Und trotzdem spielen Sie auf dem Domplatz den Jedermann …
Aber das heißt ja nicht, dass ich meinen Beruf nicht mehr ausüben darf. Das muss man, finde ich, trennen. Mich hat es nie interessiert, im Theater Tagespolitik zu kommentieren, das ist für mich eher ein philosophischer Raum, wo man zum Denken angeregt wird. Deswegen haben wir vollkommen die Berechtigung, diese Festspiele in Salzburg auch jetzt stattfinden zu lassen.
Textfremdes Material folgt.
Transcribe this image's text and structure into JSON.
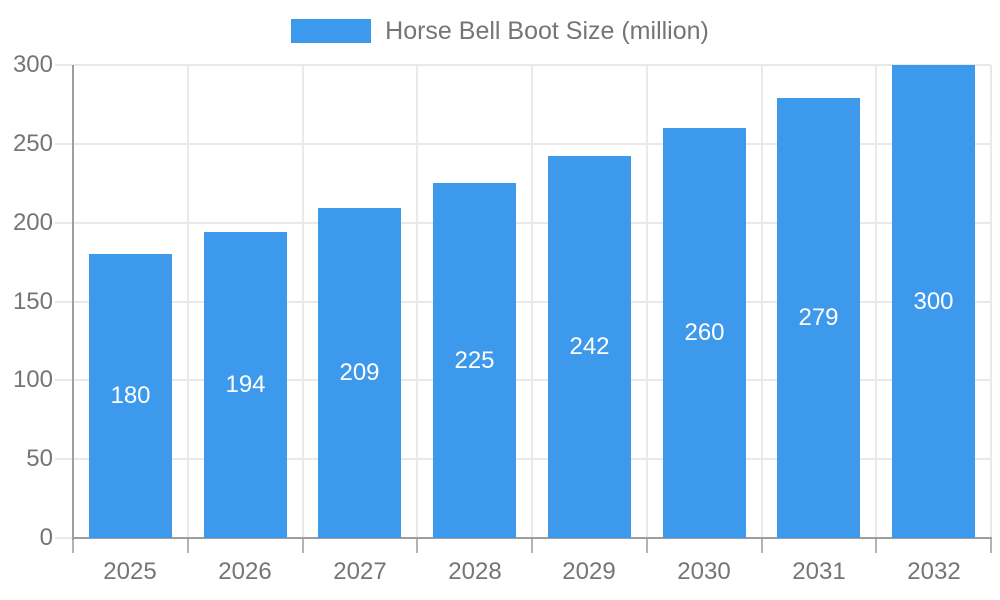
{
  "chart_data": {
    "type": "bar",
    "series_name": "Horse Bell Boot Size (million)",
    "title": "Horse Bell Boot Size (million)",
    "categories": [
      "2025",
      "2026",
      "2027",
      "2028",
      "2029",
      "2030",
      "2031",
      "2032"
    ],
    "values": [
      180,
      194,
      209,
      225,
      242,
      260,
      279,
      300
    ],
    "xlabel": "",
    "ylabel": "",
    "ylim": [
      0,
      300
    ],
    "yticks": [
      0,
      50,
      100,
      150,
      200,
      250,
      300
    ],
    "legend_position": "top",
    "grid": true,
    "bar_color": "#3d99ec",
    "bar_label_color": "#ffffff",
    "axis_text_color": "#757575",
    "grid_color": "#e9e9e9",
    "axis_line_color": "#9e9e9e",
    "tick_mark_color": "#b3b3b3",
    "background_color": "#ffffff"
  }
}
Ich kann sofort unterschreiben, wozu Cornelius Obonya, einer der wenigen intelligenten und integren Schauspieler, aufgerufen hat (bei der Eröffnungsrede des Landeshauptmanns aus Protest den Saal zu verlassen, Anm.), aber ich glaube auch, dass Intendant Markus Hinterhäuser recht hat: Wir müssen das Publikum durch unsere Kunst und durch unser Programm zum Denken anregen. Und wir dürfen uns nicht reinquatschen lassen! Dass sich dieser große Pianist und auch kluge Mann von denen reinquatschen lässt: Das kann ich mir nicht vorstellen.